Di Pasuruan, pernah ada duel remaja yang mau mabuk bersama. Kisahnya agak unik.
Sekelompok remaja berencana mabuk-mabukan. Akhirnya mereka memilih tempat di salah satu rumah kosong. Sesaat sebelum dimulai, salah seorang dari mereka menatap sebuah foto di dinding, lalu dia nyeletuk, “Gak enak, Rek. Ayuk pindah wae. Koyok disawang Mbah Hamid.”
KH Hamid Pasuruan memang tersohor. Fotonya mudah dijumpai di rumah warga.
Mendengar celetukan itu, salah satu anggota yang mau mabuk nyeletuk juga. “Halah gakpopo, wong mek foto ae kok…”
Dari eyel-eyelan semacam itu, mereka berdua kemudian terlibat perkelahian.
Kisah itu tentu saja saya dapatkan dari Gus Baha’. Beliau masih membahas soal jangan pernah menyepelekan dan menghakimi orang awam.
Di Indonesia itu, ungkap Gus Baha’, anggaplah yang beragama Islam 80 persen. Yang benar-benar bukan awam, katakanlah 10 persen (menurut perhitungan saya sih lebih sedikit lagi, karena saya juga memasukkan diri saya sendiri ke mayoritas awam).
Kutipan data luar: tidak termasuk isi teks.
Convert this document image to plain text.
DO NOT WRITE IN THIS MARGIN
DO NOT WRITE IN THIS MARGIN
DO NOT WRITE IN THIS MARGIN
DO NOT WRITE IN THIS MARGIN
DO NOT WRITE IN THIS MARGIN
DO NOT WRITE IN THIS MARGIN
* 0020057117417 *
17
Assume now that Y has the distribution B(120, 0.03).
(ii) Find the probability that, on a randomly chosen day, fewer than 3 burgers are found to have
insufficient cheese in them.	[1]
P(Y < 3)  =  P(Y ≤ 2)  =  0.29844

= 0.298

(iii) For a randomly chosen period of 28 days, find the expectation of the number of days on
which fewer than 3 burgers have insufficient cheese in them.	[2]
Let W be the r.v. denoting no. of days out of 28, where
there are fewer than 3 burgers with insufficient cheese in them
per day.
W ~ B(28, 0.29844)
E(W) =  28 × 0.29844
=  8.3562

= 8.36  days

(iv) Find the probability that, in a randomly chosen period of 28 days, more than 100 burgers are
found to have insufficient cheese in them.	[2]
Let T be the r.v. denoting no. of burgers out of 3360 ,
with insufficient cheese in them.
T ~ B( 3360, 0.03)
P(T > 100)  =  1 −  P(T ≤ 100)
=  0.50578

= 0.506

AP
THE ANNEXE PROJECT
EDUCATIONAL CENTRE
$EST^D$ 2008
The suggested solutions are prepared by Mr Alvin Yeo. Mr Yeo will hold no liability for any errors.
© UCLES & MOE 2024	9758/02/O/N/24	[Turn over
Jika mayoritas awam ini punya tendensi perilaku keburukan, maka yang 10 persen ini tidak akan merasa hidup nyaman. Yasinan gak tenang. Pergi ke masjid gak pernah aman.
Sekalipun awam, mereka menghormati ulama. Tahu adab terhadap tempat ibadah. “Orang awam yang maksiat, tetap saja lebih rela mencium tangan kiai daripada germo.” kata Gus Baha’.
Membaca dan menceritakan hal seperti ini butuh kesegaran dan kesehatan pikiran. Sebab kalau tidak, dipikir nanti Gus Baha’ merestui pelacuran. Atau tulisan ini mendukung perkelahian orang yang mau mabuk.
Memang lebih enak berinteraksi dengan orang awam yang jujur dan sehat pola pikirnya. Daripada orang yang merasa alim, pas-pasan cara berpikir dan ilmunya, kalau ngomong dan berperilaku ngegas terus.
“Jadi orang khusyuk itu juga yang biasa saja. Belum tentu khusyukmu tanpa pamrih. Apalagi kalau tidak didasari ilmu.”